It’s easy to get the impression that changes in language most often come in the form of newly added meanings to words (cookie and mouse come to mind), but the reverse also happens: meanings can also fall away, something that is surely harder to notice.
Case in point: inflame. It all starts with fire (at least, etymologically and metaphorically speaking). The word inflame and its derivatives like inflammation, inflammatory, and inflammable have word roots that are clear, and “in flames,” of course, means “on fire.”
Usage of 'Inflame'
But we don’t use inflame to mean “to set on fire” very often, and if we do encounter it, it seems distinctly archaic. It came to English from the French verb enflamer, and enflame remains a variant spelling. Here is its literal use from the Wycliffe Bible, the Middle English translation that dates from the late 1300s:
and þe day cummynge ſhal enflawme hem
The later rendering of the same passage from the Book of Malachi in the King James Bible uses burn instead, showing that the literal use was already falling away by the early 1600s:
and the day that cometh shall burn them up
In fact, inflame has always been more commonly used in figurative ways than in its literal meaning. Early use of the word clearly means “to make angry” or “to enrage”:
Whan the pages sawe the kynge so inflamed with ire
— Jean Froissart, translated by John Bourchier Berners, 1525be not inflamed wyth angre, hatred or envye against your neighbor
— Thomas Cranmer, Catechismus, 1548for although he kylleth not his brother with a swerde, yet beyng inflamed with hatred, in his herte
— Christoph Hegendorph, Domestycal or housholde sermons, 1548France, I am burned up with inflaming wrath
— Shakespeare, King John, Act III, Scene i
Carrying the metaphor a bit further, inflame became a bit more abstract, taking on the meaning “to intensify,” “to excite,” or “to rouse”:
That have inflamed desire in my breast To taste the fruit of yon celestial tree
— Shakespeare, Pericles, Act I, Scene i
'Inflammation' and 'Inflammatory'
Today, when we encounter the word inflammation, we think of physical discomfort or pain—a medical symptom.
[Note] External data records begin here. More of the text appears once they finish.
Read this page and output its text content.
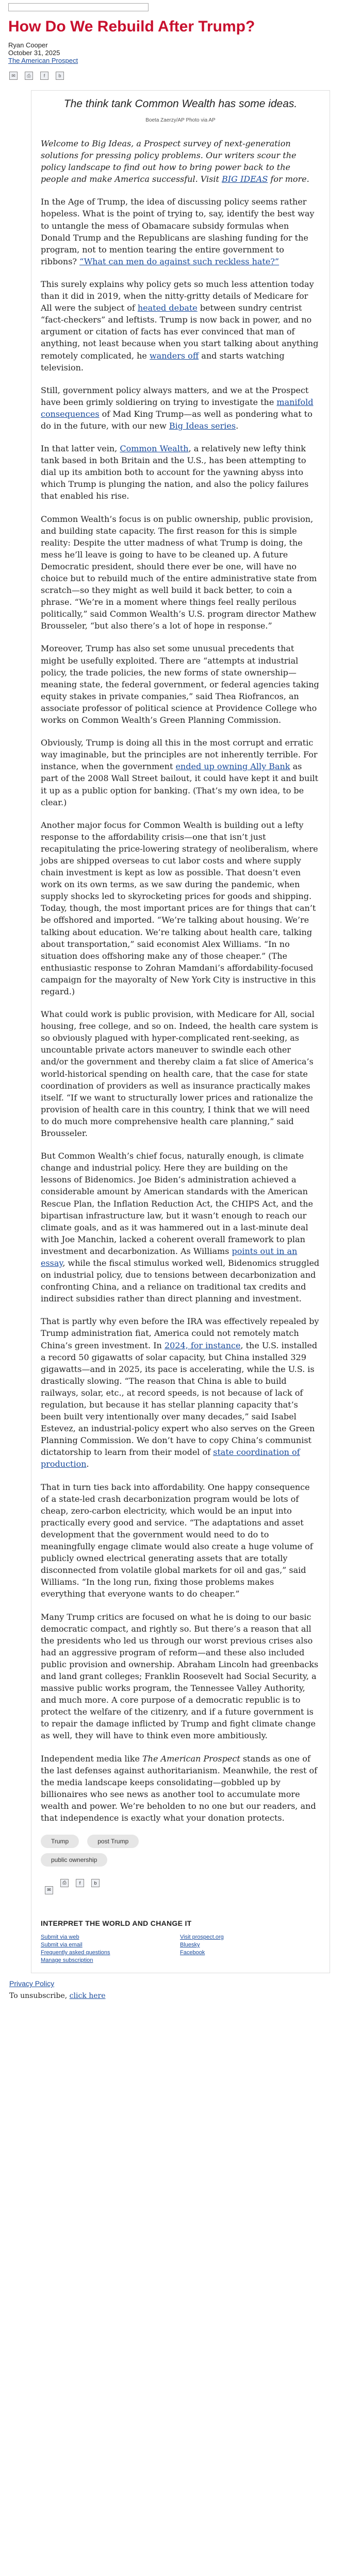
How Do We Rebuild After Trump?
Ryan Cooper
October 31, 2025
The American Prospect
✉	⎙	f	b
The think tank Common Wealth has some ideas.
Boeta Zaerzy/AP Photo via AP

Welcome to Big Ideas, a Prospect survey of next-generation solutions for pressing policy problems. Our writers scour the policy landscape to find out how to bring power back to the people and make America successful. Visit BIG IDEAS for more.

In the Age of Trump, the idea of discussing policy seems rather hopeless. What is the point of trying to, say, identify the best way to untangle the mess of Obamacare subsidy formulas when Donald Trump and the Republicans are slashing funding for the program, not to mention tearing the entire government to ribbons? “What can men do against such reckless hate?”

This surely explains why policy gets so much less attention today than it did in 2019, when the nitty-gritty details of Medicare for All were the subject of heated debate between sundry centrist “fact-checkers” and leftists. Trump is now back in power, and no argument or citation of facts has ever convinced that man of anything, not least because when you start talking about anything remotely complicated, he wanders off and starts watching television.

Still, government policy always matters, and we at the Prospect have been grimly soldiering on trying to investigate the manifold consequences of Mad King Trump—as well as pondering what to do in the future, with our new Big Ideas series.

In that latter vein, Common Wealth, a relatively new lefty think tank based in both Britain and the U.S., has been attempting to dial up its ambition both to account for the yawning abyss into which Trump is plunging the nation, and also the policy failures that enabled his rise.

Common Wealth’s focus is on public ownership, public provision, and building state capacity. The first reason for this is simple reality: Despite the utter madness of what Trump is doing, the mess he’ll leave is going to have to be cleaned up. A future Democratic president, should there ever be one, will have no choice but to rebuild much of the entire administrative state from scratch—so they might as well build it back better, to coin a phrase. “We’re in a moment where things feel really perilous politically,” said Common Wealth’s U.S. program director Mathew Brousseler, “but also there’s a lot of hope in response.”

Moreover, Trump has also set some unusual precedents that might be usefully exploited. There are “attempts at industrial policy, the trade policies, the new forms of state ownership—meaning state, the federal government, or federal agencies taking equity stakes in private companies,” said Thea Riofrancos, an associate professor of political science at Providence College who works on Common Wealth’s Green Planning Commission.

Obviously, Trump is doing all this in the most corrupt and erratic way imaginable, but the principles are not inherently terrible. For instance, when the government ended up owning Ally Bank as part of the 2008 Wall Street bailout, it could have kept it and built it up as a public option for banking. (That’s my own idea, to be clear.)

Another major focus for Common Wealth is building out a lefty response to the affordability crisis—one that isn’t just recapitulating the price-lowering strategy of neoliberalism, where jobs are shipped overseas to cut labor costs and where supply chain investment is kept as low as possible. That doesn’t even work on its own terms, as we saw during the pandemic, when supply shocks led to skyrocketing prices for goods and shipping. Today, though, the most important prices are for things that can’t be offshored and imported. “We’re talking about housing. We’re talking about education. We’re talking about health care, talking about transportation,” said economist Alex Williams. “In no situation does offshoring make any of those cheaper.” (The enthusiastic response to Zohran Mamdani’s affordability-focused campaign for the mayoralty of New York City is instructive in this regard.)

What could work is public provision, with Medicare for All, social housing, free college, and so on. Indeed, the health care system is so obviously plagued with hyper-complicated rent-seeking, as uncountable private actors maneuver to swindle each other and/or the government and thereby claim a fat slice of America’s world-historical spending on health care, that the case for state coordination of providers as well as insurance practically makes itself. “If we want to structurally lower prices and rationalize the provision of health care in this country, I think that we will need to do much more comprehensive health care planning,” said Brousseler.

But Common Wealth’s chief focus, naturally enough, is climate change and industrial policy. Here they are building on the lessons of Bidenomics. Joe Biden’s administration achieved a considerable amount by American standards with the American Rescue Plan, the Inflation Reduction Act, the CHIPS Act, and the bipartisan infrastructure law, but it wasn’t enough to reach our climate goals, and as it was hammered out in a last-minute deal with Joe Manchin, lacked a coherent overall framework to plan investment and decarbonization. As Williams points out in an essay, while the fiscal stimulus worked well, Bidenomics struggled on industrial policy, due to tensions between decarbonization and confronting China, and a reliance on traditional tax credits and indirect subsidies rather than direct planning and investment.

That is partly why even before the IRA was effectively repealed by Trump administration fiat, America could not remotely match China’s green investment. In 2024, for instance, the U.S. installed a record 50 gigawatts of solar capacity, but China installed 329 gigawatts—and in 2025, its pace is accelerating, while the U.S. is drastically slowing. “The reason that China is able to build railways, solar, etc., at record speeds, is not because of lack of regulation, but because it has stellar planning capacity that’s been built very intentionally over many decades,” said Isabel Estevez, an industrial-policy expert who also serves on the Green Planning Commission. We don’t have to copy China’s communist dictatorship to learn from their model of state coordination of production.

That in turn ties back into affordability. One happy consequence of a state-led crash decarbonization program would be lots of cheap, zero-carbon electricity, which would be an input into practically every good and service. “The adaptations and asset development that the government would need to do to meaningfully engage climate would also create a huge volume of publicly owned electrical generating assets that are totally disconnected from volatile global markets for oil and gas,” said Williams. “In the long run, fixing those problems makes everything that everyone wants to do cheaper.”

Many Trump critics are focused on what he is doing to our basic democratic compact, and rightly so. But there’s a reason that all the presidents who led us through our worst previous crises also had an aggressive program of reform—and these also included public provision and ownership. Abraham Lincoln had greenbacks and land grant colleges; Franklin Roosevelt had Social Security, a massive public works program, the Tennessee Valley Authority, and much more. A core purpose of a democratic republic is to protect the welfare of the citizenry, and if a future government is to repair the damage inflicted by Trump and fight climate change as well, they will have to think even more ambitiously.

Independent media like The American Prospect stands as one of the last defenses against authoritarianism. Meanwhile, the rest of the media landscape keeps consolidating—gobbled up by billionaires who see news as another tool to accumulate more wealth and power. We’re beholden to no one but our readers, and that independence is exactly what your donation protects.

Trump	post Trump
public ownership
✉
⎙	f	b
INTERPRET THE WORLD AND CHANGE IT
Submit via web
Submit via email
Frequently asked questions
Manage subscription
Visit prospect.org
Bluesky
Facebook
Privacy Policy
To unsubscribe, click here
Indeed, that’s one way the word has been used for centuries, as early as the 1530s, when Sir Thomas Elyot published a treatise on physical health entitled The castel of helth (“The Castle of Health”), in which he used the term in phrases such as “inflammation of the lunges” and “a soorenesse, a swellynge or an inflammation.” Some medical use of the word from this period can seem strikingly modern:
a swift inflammation of the eye, being redde and moist
— Jacques Guillemeau, A worthy treatise of the eyes, 1587
However, there was also a figurative use of inflammation in the 16th century that has fallen from contemporary use. It was still alive in the 1800s, as shown by its definition from Webster’s dictionary of 1828:
Violent excitement; heat; animosity; turbulence; as an inflammation of the body politic, or of parties.
“Violent excitement” fits well for this instance of the word’s use:
Wherfore the zele & thonour of god / the compassion of Christe / & the inflamacion or kyndelynge of >his owne hert hereunto: be moost properly to be attended & beholden in ye woundes of Christ
— Ulrich Pinder, The myrrour or glasse of Christes passion, 1534
Shakespeare’s use of inflammation makes reference to the “violent excitement” fueled by the liquid courage of alcohol:
They are generally fools and cowards—which some of us should be too, but for inflammation.
— Shakespeare, Henry IV Part 2, Act III, Scene iii
This meaning is even in the King James Bible:
Woe unto them that rise up early in the morning, that they may follow strong drink; that continue until night, till wine inflame them!
— King James Bible, Isaiah 5:12, 1611
Inflammatory is a more recent addition to English, created by using the Latin scientific vocabulary rather coming than from a French word. As such, it has always had a more technical quality. Early use from the 17th century shows consistency with its current meanings: “lascivious and inflammatory books”; “inflammatory diseases.”
Inflammable came from French, but dates from around 1600, much later than inflame. The original Latin-derived French in- means “in” or “with,” but it’s easily confused with the other prefix in- meaning “not” (like un- or non-), which explains why inflammable is sometimes confusingly used to mean “not flammable” instead of the more historical and correct “flammable.”
This confusion exhibits one of the problems with language change: it can seem to make the meaning of a word seem to go up in flames.